Rapidement, nos trois héroïnes font la connaissance de trois garçons nettement plus jeunes qu’elles. La différence d’âge dans les premiers instants est soulignée encore et encore par le scénario et par les dialogues. Habile procédé pour vider l’étrangeté présupposée des situations, démontré par l’absurdité de ce jugement discriminant encore présent dans nos esprits. Élise (Axelle Laffont) finit par affirmer haut et fort face aux réticences de ses copines l’évidence qu’il n’est pas remarquable pour une quadragénaire et un vingtenaire d’avoir une attirance réciproque.

milf_850x300Le langage lui-même sera interrogé à quelques reprises.

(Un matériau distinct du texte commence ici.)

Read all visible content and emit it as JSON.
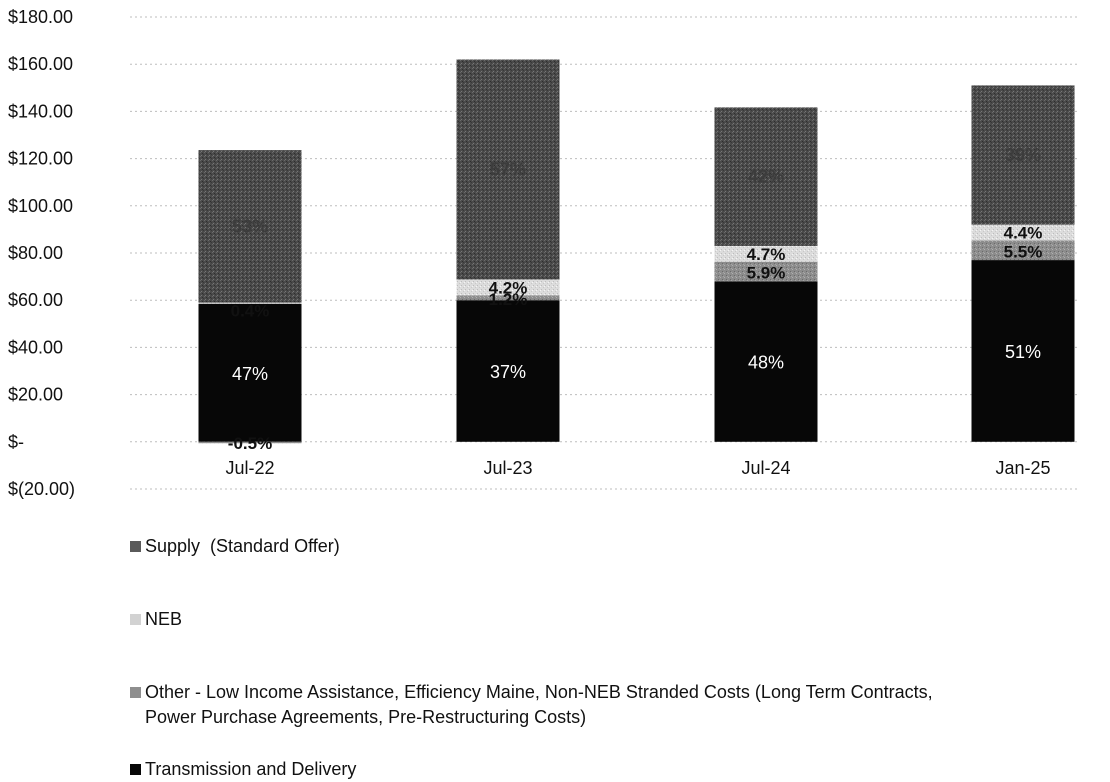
{
  "chart_data": {
    "type": "bar",
    "stacked": true,
    "title": "",
    "xlabel": "",
    "ylabel": "",
    "ylim": [
      -20,
      180
    ],
    "y_ticks": [
      {
        "value": 180,
        "label": "$180.00"
      },
      {
        "value": 160,
        "label": "$160.00"
      },
      {
        "value": 140,
        "label": "$140.00"
      },
      {
        "value": 120,
        "label": "$120.00"
      },
      {
        "value": 100,
        "label": "$100.00"
      },
      {
        "value": 80,
        "label": "$80.00"
      },
      {
        "value": 60,
        "label": "$60.00"
      },
      {
        "value": 40,
        "label": "$40.00"
      },
      {
        "value": 20,
        "label": "$20.00"
      },
      {
        "value": 0,
        "label": "$-"
      },
      {
        "value": -20,
        "label": "$(20.00)"
      }
    ],
    "grid": true,
    "legend_position": "bottom",
    "categories": [
      "Jul-22",
      "Jul-23",
      "Jul-24",
      "Jan-25"
    ],
    "series": [
      {
        "name": "Transmission and Delivery",
        "color": "#070707",
        "values": [
          58.5,
          60,
          68,
          77
        ],
        "labels": [
          "47%",
          "37%",
          "48%",
          "51%"
        ]
      },
      {
        "name": "Other - Low Income Assistance, Efficiency Maine, Non-NEB Stranded Costs (Long Term Contracts, Power Purchase Agreements, Pre-Restructuring Costs)",
        "color": "#8c8c8c",
        "values": [
          -0.6,
          2,
          8.3,
          8.3
        ],
        "labels": [
          "-0.5%",
          "1.2%",
          "5.9%",
          "5.5%"
        ]
      },
      {
        "name": "NEB",
        "color": "#d6d6d6",
        "values": [
          0.5,
          6.8,
          6.7,
          6.7
        ],
        "labels": [
          "0.4%",
          "4.2%",
          "4.7%",
          "4.4%"
        ]
      },
      {
        "name": "Supply  (Standard Offer)",
        "color": "#4a4a4a",
        "values": [
          64.6,
          93.2,
          58.7,
          59
        ],
        "labels": [
          "53%",
          "57%",
          "42%",
          "39%"
        ]
      }
    ]
  },
  "legend": {
    "items": [
      {
        "label": "Supply  (Standard Offer)",
        "swatch_color": "#5a5a5a"
      },
      {
        "label": "NEB",
        "swatch_color": "#d2d2d2"
      },
      {
        "label": "Other - Low Income Assistance, Efficiency Maine, Non-NEB Stranded Costs (Long Term Contracts,\nPower Purchase Agreements, Pre-Restructuring Costs)",
        "swatch_color": "#8e8e8e"
      },
      {
        "label": "Transmission and Delivery",
        "swatch_color": "#070707"
      }
    ]
  }
}
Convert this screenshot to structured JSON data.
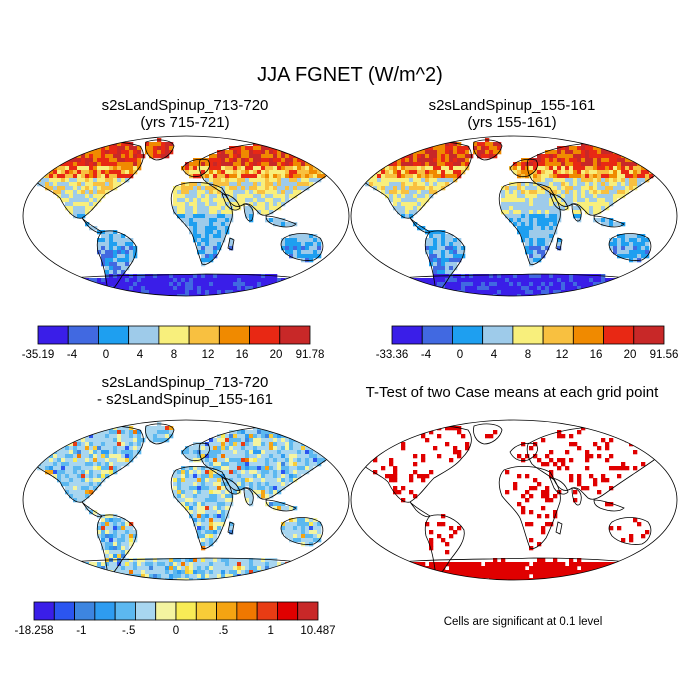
{
  "title": "JJA FGNET (W/m^2)",
  "note": "Cells are significant at 0.1 level",
  "colors": {
    "case": [
      "#3a1ee8",
      "#4169e1",
      "#1e9ff0",
      "#9ecbea",
      "#f8ef7c",
      "#f8c040",
      "#f08a00",
      "#e82814",
      "#c82828"
    ],
    "diff": [
      "#3a1ee8",
      "#2b55f0",
      "#3d85e0",
      "#2e9cf0",
      "#5cb8f0",
      "#a8d6f0",
      "#f4f4a0",
      "#f8ec56",
      "#f8cc38",
      "#f5a412",
      "#f07800",
      "#e83c14",
      "#e00000",
      "#c82828"
    ],
    "ocean": "#ffffff",
    "coast": "#000000",
    "ttest": "#e00000"
  },
  "chart_data": [
    {
      "type": "heatmap",
      "title": "s2sLandSpinup_713-720",
      "subtitle": "(yrs 715-721)",
      "colorbar_labels": [
        "-35.19",
        "-4",
        "0",
        "4",
        "8",
        "12",
        "16",
        "20",
        "91.78"
      ],
      "min": -35.19,
      "max": 91.78,
      "levels": [
        -4,
        0,
        4,
        8,
        12,
        16,
        20
      ]
    },
    {
      "type": "heatmap",
      "title": "s2sLandSpinup_155-161",
      "subtitle": "(yrs 155-161)",
      "colorbar_labels": [
        "-33.36",
        "-4",
        "0",
        "4",
        "8",
        "12",
        "16",
        "20",
        "91.56"
      ],
      "min": -33.36,
      "max": 91.56,
      "levels": [
        -4,
        0,
        4,
        8,
        12,
        16,
        20
      ]
    },
    {
      "type": "heatmap",
      "title": "s2sLandSpinup_713-720",
      "subtitle": "- s2sLandSpinup_155-161",
      "colorbar_labels": [
        "-18.258",
        "-1",
        "-.5",
        "0",
        ".5",
        "1",
        "10.487"
      ],
      "min": -18.258,
      "max": 10.487
    },
    {
      "type": "heatmap",
      "title": "T-Test of two Case means at each grid point"
    }
  ]
}
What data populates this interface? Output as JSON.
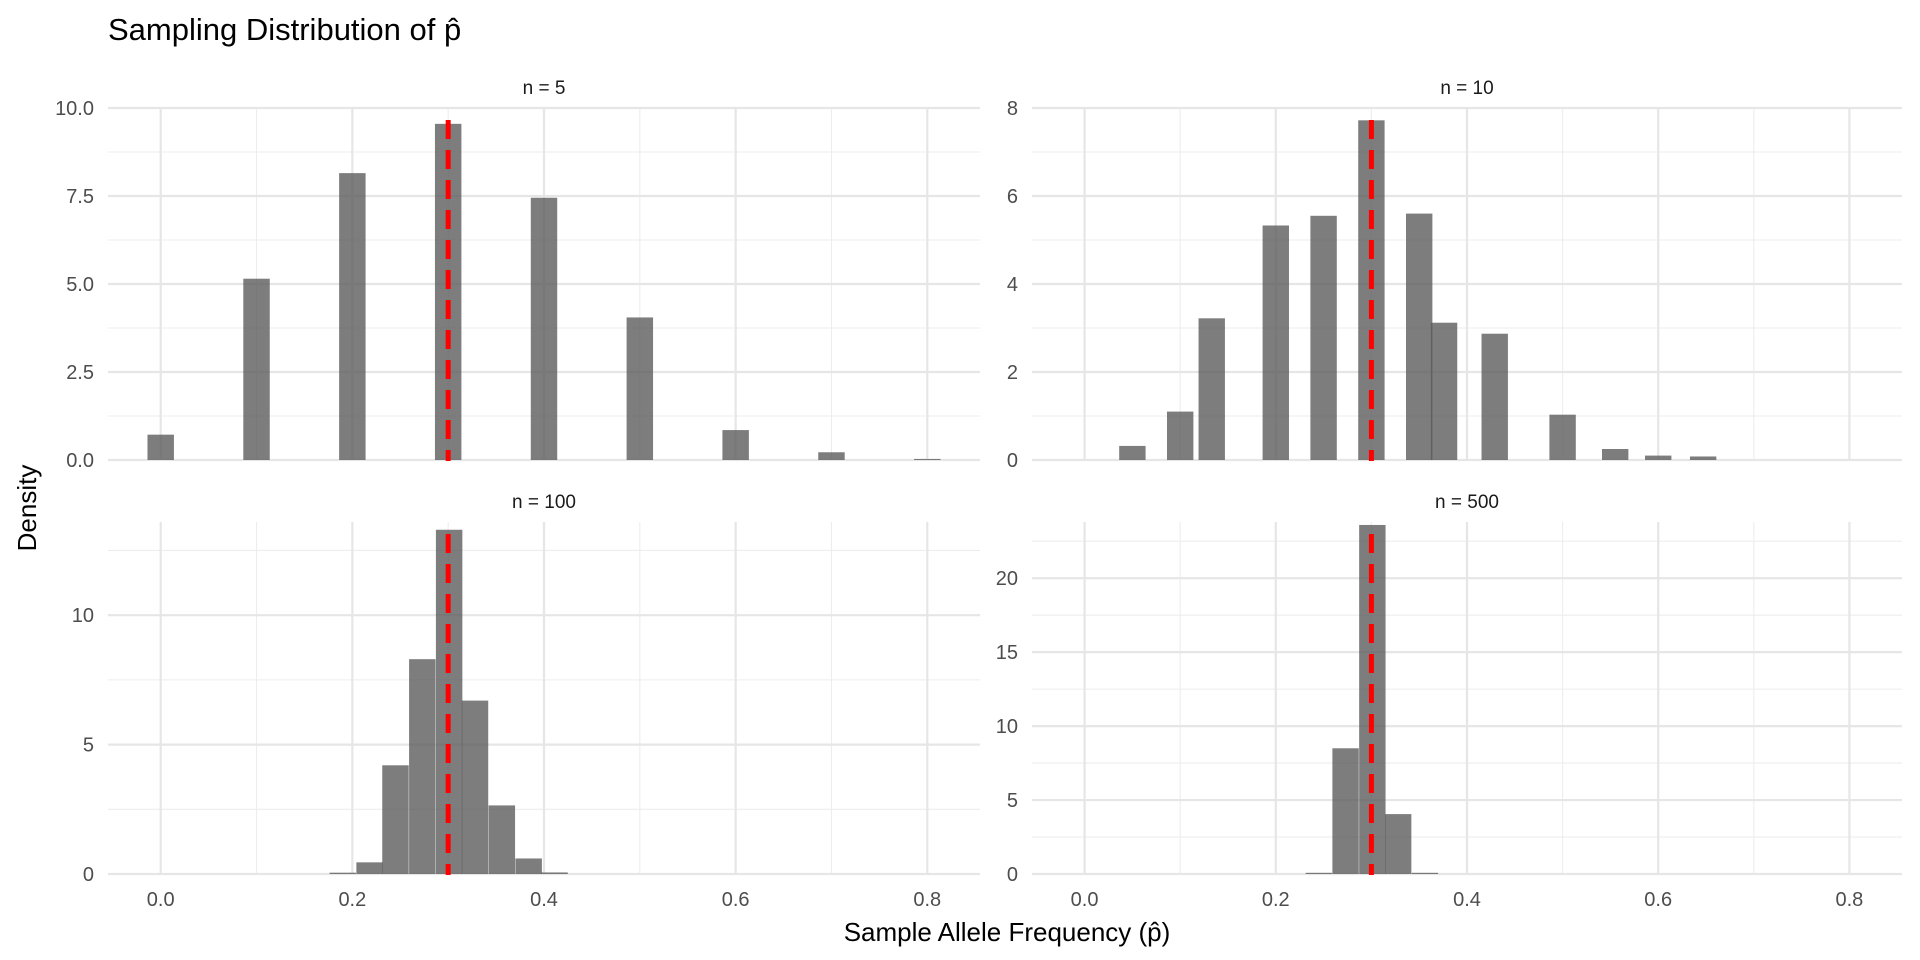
{
  "chart_data": {
    "type": "bar",
    "title": "Sampling Distribution of p̂",
    "xlabel": "Sample Allele Frequency (p̂)",
    "ylabel": "Density",
    "xlim": [
      -0.055,
      0.855
    ],
    "x_ticks": [
      0.0,
      0.2,
      0.4,
      0.6,
      0.8
    ],
    "x_tick_labels": [
      "0.0",
      "0.2",
      "0.4",
      "0.6",
      "0.8"
    ],
    "reference_line": {
      "x": 0.3,
      "color": "#ff0000",
      "style": "dashed"
    },
    "bar_color": "#595959",
    "grid": true,
    "legend": "none",
    "panels": [
      {
        "label": "n = 5",
        "ylim": [
          0,
          10
        ],
        "y_ticks": [
          0,
          2.5,
          5,
          7.5,
          10
        ],
        "y_tick_labels": [
          "0.0",
          "2.5",
          "5.0",
          "7.5",
          "10.0"
        ],
        "bin_width": 0.0276,
        "bars": [
          {
            "x": 0.0,
            "y": 0.72
          },
          {
            "x": 0.1,
            "y": 5.15
          },
          {
            "x": 0.2,
            "y": 8.15
          },
          {
            "x": 0.3,
            "y": 9.55
          },
          {
            "x": 0.4,
            "y": 7.45
          },
          {
            "x": 0.5,
            "y": 4.05
          },
          {
            "x": 0.6,
            "y": 0.85
          },
          {
            "x": 0.7,
            "y": 0.22
          },
          {
            "x": 0.8,
            "y": 0.03
          }
        ]
      },
      {
        "label": "n = 10",
        "ylim": [
          0,
          8
        ],
        "y_ticks": [
          0,
          2,
          4,
          6,
          8
        ],
        "y_tick_labels": [
          "0",
          "2",
          "4",
          "6",
          "8"
        ],
        "bin_width": 0.0276,
        "bars": [
          {
            "x": 0.05,
            "y": 0.32
          },
          {
            "x": 0.1,
            "y": 1.1
          },
          {
            "x": 0.133,
            "y": 3.22
          },
          {
            "x": 0.2,
            "y": 5.33
          },
          {
            "x": 0.25,
            "y": 5.55
          },
          {
            "x": 0.3,
            "y": 7.72
          },
          {
            "x": 0.35,
            "y": 5.6
          },
          {
            "x": 0.376,
            "y": 3.12
          },
          {
            "x": 0.429,
            "y": 2.87
          },
          {
            "x": 0.5,
            "y": 1.03
          },
          {
            "x": 0.555,
            "y": 0.25
          },
          {
            "x": 0.6,
            "y": 0.1
          },
          {
            "x": 0.647,
            "y": 0.08
          }
        ]
      },
      {
        "label": "n = 100",
        "ylim": [
          0,
          13.6
        ],
        "y_ticks": [
          0,
          5,
          10
        ],
        "y_tick_labels": [
          "0",
          "5",
          "10"
        ],
        "bin_width": 0.0276,
        "bars": [
          {
            "x": 0.19,
            "y": 0.05
          },
          {
            "x": 0.218,
            "y": 0.45
          },
          {
            "x": 0.245,
            "y": 4.2
          },
          {
            "x": 0.273,
            "y": 8.3
          },
          {
            "x": 0.301,
            "y": 13.3
          },
          {
            "x": 0.328,
            "y": 6.7
          },
          {
            "x": 0.356,
            "y": 2.65
          },
          {
            "x": 0.384,
            "y": 0.6
          },
          {
            "x": 0.411,
            "y": 0.06
          }
        ]
      },
      {
        "label": "n = 500",
        "ylim": [
          0,
          23.8
        ],
        "y_ticks": [
          0,
          5,
          10,
          15,
          20
        ],
        "y_tick_labels": [
          "0",
          "5",
          "10",
          "15",
          "20"
        ],
        "bin_width": 0.0276,
        "bars": [
          {
            "x": 0.245,
            "y": 0.08
          },
          {
            "x": 0.273,
            "y": 8.5
          },
          {
            "x": 0.301,
            "y": 23.6
          },
          {
            "x": 0.328,
            "y": 4.05
          },
          {
            "x": 0.356,
            "y": 0.08
          }
        ]
      }
    ]
  }
}
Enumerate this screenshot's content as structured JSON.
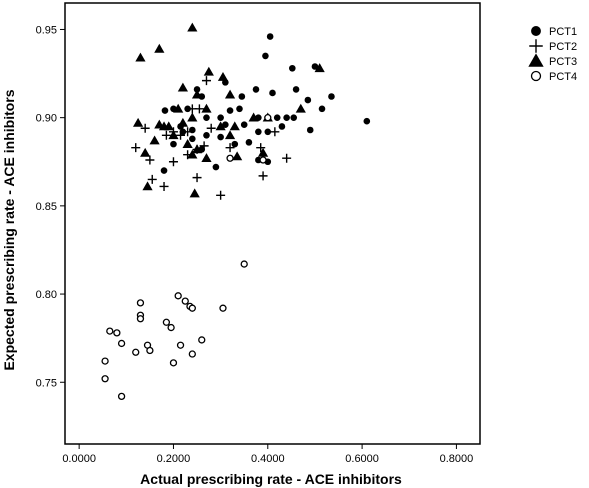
{
  "chart_data": {
    "type": "scatter",
    "xlabel": "Actual prescribing rate - ACE inhibitors",
    "ylabel": "Expected prescribing rate - ACE inhibitors",
    "xlim": [
      -0.03,
      0.85
    ],
    "ylim": [
      0.715,
      0.965
    ],
    "x_ticks": [
      0.0,
      0.2,
      0.4,
      0.6,
      0.8
    ],
    "x_tick_labels": [
      "0.0000",
      "0.2000",
      "0.4000",
      "0.6000",
      "0.8000"
    ],
    "y_ticks": [
      0.75,
      0.8,
      0.85,
      0.9,
      0.95
    ],
    "y_tick_labels": [
      "0.75",
      "0.80",
      "0.85",
      "0.90",
      "0.95"
    ],
    "grid": false,
    "legend_position": "top-right",
    "series": [
      {
        "name": "PCT1",
        "marker": "filled-circle",
        "points": [
          [
            0.405,
            0.946
          ],
          [
            0.395,
            0.935
          ],
          [
            0.452,
            0.928
          ],
          [
            0.5,
            0.929
          ],
          [
            0.535,
            0.912
          ],
          [
            0.515,
            0.905
          ],
          [
            0.485,
            0.91
          ],
          [
            0.41,
            0.914
          ],
          [
            0.375,
            0.916
          ],
          [
            0.46,
            0.916
          ],
          [
            0.345,
            0.912
          ],
          [
            0.32,
            0.904
          ],
          [
            0.26,
            0.912
          ],
          [
            0.2,
            0.905
          ],
          [
            0.182,
            0.904
          ],
          [
            0.23,
            0.905
          ],
          [
            0.27,
            0.9
          ],
          [
            0.3,
            0.9
          ],
          [
            0.34,
            0.905
          ],
          [
            0.38,
            0.9
          ],
          [
            0.42,
            0.9
          ],
          [
            0.44,
            0.9
          ],
          [
            0.455,
            0.9
          ],
          [
            0.49,
            0.893
          ],
          [
            0.43,
            0.895
          ],
          [
            0.4,
            0.892
          ],
          [
            0.38,
            0.892
          ],
          [
            0.36,
            0.886
          ],
          [
            0.33,
            0.885
          ],
          [
            0.3,
            0.889
          ],
          [
            0.27,
            0.89
          ],
          [
            0.24,
            0.893
          ],
          [
            0.215,
            0.895
          ],
          [
            0.26,
            0.882
          ],
          [
            0.29,
            0.872
          ],
          [
            0.22,
            0.892
          ],
          [
            0.2,
            0.885
          ],
          [
            0.18,
            0.87
          ],
          [
            0.38,
            0.876
          ],
          [
            0.4,
            0.875
          ],
          [
            0.61,
            0.898
          ],
          [
            0.25,
            0.916
          ],
          [
            0.31,
            0.896
          ],
          [
            0.35,
            0.896
          ],
          [
            0.24,
            0.888
          ],
          [
            0.31,
            0.92
          ]
        ]
      },
      {
        "name": "PCT2",
        "marker": "plus",
        "points": [
          [
            0.27,
            0.921
          ],
          [
            0.255,
            0.905
          ],
          [
            0.23,
            0.892
          ],
          [
            0.2,
            0.892
          ],
          [
            0.185,
            0.89
          ],
          [
            0.14,
            0.894
          ],
          [
            0.12,
            0.883
          ],
          [
            0.15,
            0.876
          ],
          [
            0.2,
            0.875
          ],
          [
            0.23,
            0.879
          ],
          [
            0.25,
            0.882
          ],
          [
            0.28,
            0.894
          ],
          [
            0.24,
            0.905
          ],
          [
            0.32,
            0.883
          ],
          [
            0.385,
            0.883
          ],
          [
            0.415,
            0.892
          ],
          [
            0.44,
            0.877
          ],
          [
            0.39,
            0.867
          ],
          [
            0.25,
            0.866
          ],
          [
            0.18,
            0.861
          ],
          [
            0.3,
            0.856
          ],
          [
            0.155,
            0.865
          ],
          [
            0.215,
            0.89
          ],
          [
            0.265,
            0.884
          ]
        ]
      },
      {
        "name": "PCT3",
        "marker": "filled-triangle",
        "points": [
          [
            0.24,
            0.951
          ],
          [
            0.17,
            0.939
          ],
          [
            0.13,
            0.934
          ],
          [
            0.275,
            0.926
          ],
          [
            0.305,
            0.923
          ],
          [
            0.51,
            0.928
          ],
          [
            0.22,
            0.917
          ],
          [
            0.25,
            0.913
          ],
          [
            0.32,
            0.913
          ],
          [
            0.21,
            0.905
          ],
          [
            0.24,
            0.9
          ],
          [
            0.17,
            0.896
          ],
          [
            0.125,
            0.897
          ],
          [
            0.19,
            0.895
          ],
          [
            0.27,
            0.905
          ],
          [
            0.3,
            0.895
          ],
          [
            0.33,
            0.895
          ],
          [
            0.37,
            0.9
          ],
          [
            0.4,
            0.9
          ],
          [
            0.47,
            0.905
          ],
          [
            0.23,
            0.885
          ],
          [
            0.25,
            0.882
          ],
          [
            0.27,
            0.877
          ],
          [
            0.24,
            0.879
          ],
          [
            0.14,
            0.88
          ],
          [
            0.16,
            0.887
          ],
          [
            0.2,
            0.89
          ],
          [
            0.32,
            0.89
          ],
          [
            0.335,
            0.878
          ],
          [
            0.39,
            0.88
          ],
          [
            0.145,
            0.861
          ],
          [
            0.245,
            0.857
          ],
          [
            0.18,
            0.895
          ],
          [
            0.22,
            0.897
          ]
        ]
      },
      {
        "name": "PCT4",
        "marker": "hollow-circle",
        "points": [
          [
            0.35,
            0.817
          ],
          [
            0.21,
            0.799
          ],
          [
            0.225,
            0.796
          ],
          [
            0.235,
            0.793
          ],
          [
            0.24,
            0.792
          ],
          [
            0.305,
            0.792
          ],
          [
            0.13,
            0.795
          ],
          [
            0.13,
            0.788
          ],
          [
            0.185,
            0.784
          ],
          [
            0.195,
            0.781
          ],
          [
            0.065,
            0.779
          ],
          [
            0.08,
            0.778
          ],
          [
            0.26,
            0.774
          ],
          [
            0.09,
            0.772
          ],
          [
            0.145,
            0.771
          ],
          [
            0.215,
            0.771
          ],
          [
            0.12,
            0.767
          ],
          [
            0.15,
            0.768
          ],
          [
            0.24,
            0.766
          ],
          [
            0.055,
            0.762
          ],
          [
            0.2,
            0.761
          ],
          [
            0.055,
            0.752
          ],
          [
            0.09,
            0.742
          ],
          [
            0.13,
            0.786
          ],
          [
            0.39,
            0.876
          ],
          [
            0.4,
            0.9
          ],
          [
            0.32,
            0.877
          ]
        ]
      }
    ]
  }
}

Le terme de « cougar », qui est celle qui veut, qui désire, qui vampirise, est avantageusement effacé par un protagoniste pour celui finalement plus positif de « milf », celle qui est l’objet du désir. Même s’il est facile de voir que l’existence d’un qualificatif comme celui-là, qui n’a pas de véritable équivalent masculin, est représentatif du chemin qu’il reste à parcourir pour une véritable égalité.

Progressivement et chacune à leur rythme, toutes trois vont accepter de se faire séduire par leurs prétendants. Eux-mêmes vont changer d’état d’esprit : ne plus vouloir du simple défi de vouloir coucher avec une « milf ». Les couples platoniques ou non vont se confronter aux joies et difficultés, essences mêmes de l’amour.

La réalisatrice semble avoir une admiration pour la jeunesse, ou plutôt pour les nouvelles générations qui vont au-delà de l’attraction physique. À plusieurs reprises, liberté et respect sont mis en avant comme des marqueurs de leur âge, et les seuls personnages masculins qui ont le même âge qu’elles sont vus comme incapables d’évoluer, ne voulant pas admettre que la société devienne plus ouverte, plus égalitaire.

Au final, on aurait un sentiment de feel good movie qui affirmerait avec foi son optimiste envers le futur, s’il n’y avait ce qu’on pense être une maladresse scénaristique que nous ne pouvons spoiler ici. Puis, aussi malgré ses agréables tentatives de renversement du récit, il faut reconnaître que le film d’Axelle Laffont tombe par moment dans la facilité. Une réalisation parfois un peu pataude et une imagination plus télévisuelle que cinématographique empêchent également de faire de MILF une complète réussite.

Fripouille

MILF d’Axelle Laffont avec Axelle Laffont, Virginie Ledoyen, Marie-Josée Croze, Wael Sersoub, Matthias Dandoy, Victor Meutelet. En salles dès maintenant.